Ubuntu has had a Linux kernel that meets the Microsoft secure boot criteria since the release of Ubuntu 12.10. So, the inability to disable secure boot cannot be why Linux cannot be installed on a surface RT device.




> "Secure Boot" is a new UEFI feature that appeared in 2012, with Windows8 preinstalled computers. All current Ubuntu 64bit (not 32bit) versions now support this feature,


https://help.ubuntu.com/community/UEFI#SecureBoot

The reason could possibly be the fact that the RT has a CPU architecture that Ubuntu does not run on. The ARM company designs the CPU and they can tailor the design to meet the specification of the customer.

Regards.

----------


## flyfishingphil

Kind of what I figured would be the Micro practices. If it won't make us money don't allow it.

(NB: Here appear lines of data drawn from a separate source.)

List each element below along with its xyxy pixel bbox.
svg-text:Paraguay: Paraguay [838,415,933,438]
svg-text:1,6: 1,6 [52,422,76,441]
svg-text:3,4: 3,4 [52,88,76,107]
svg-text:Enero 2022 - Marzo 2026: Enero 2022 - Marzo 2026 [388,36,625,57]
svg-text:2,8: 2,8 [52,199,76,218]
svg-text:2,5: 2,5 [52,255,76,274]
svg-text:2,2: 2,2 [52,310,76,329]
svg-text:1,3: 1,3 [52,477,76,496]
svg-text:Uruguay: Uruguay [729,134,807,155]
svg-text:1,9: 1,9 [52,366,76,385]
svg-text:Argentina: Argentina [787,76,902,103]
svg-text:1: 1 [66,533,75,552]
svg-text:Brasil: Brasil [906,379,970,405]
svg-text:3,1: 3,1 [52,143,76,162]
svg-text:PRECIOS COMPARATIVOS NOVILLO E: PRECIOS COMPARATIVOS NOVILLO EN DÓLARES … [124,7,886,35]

Anyone have the specifications on an Android device that might allow the use of Ubuntu?

ffp

----------


## kurt18947

No experience but Chromebooks can be convinced to run Ubuntu, I think.  The problem with Chromebooks is small SSD drives if you wanted to dual boot Chrome & a linux distro.  I believe some Chromebooks use standard SSDs that can be upgrade though.  HP might be one.   Some manufacturers make maintenance and service manuals available online so you assess hardware prior to purchase.  The question would be if the Chromebook's BIOS recognizes other SSDs if you wanted to go bigger.   Here's one of the first things that popped up via a Google search:


http://www.howtogeek.com/162120/how-to-install-ubuntu-linux-on-your-chromebook-with-crouton/

----------


## 3rdalbum

The 2013 Nexus 7 is an Android tablet that communicates with Ubuntu for sharing of files. It can also be convinced to run Ubuntu Touch. Not Ubuntu Desktop, though.

----------


## 2ndbase

I guess it depends of if you can find an ARM version of GRUB 2 that is signed with by Microsoft? If you know of one then please reply with a link.

----------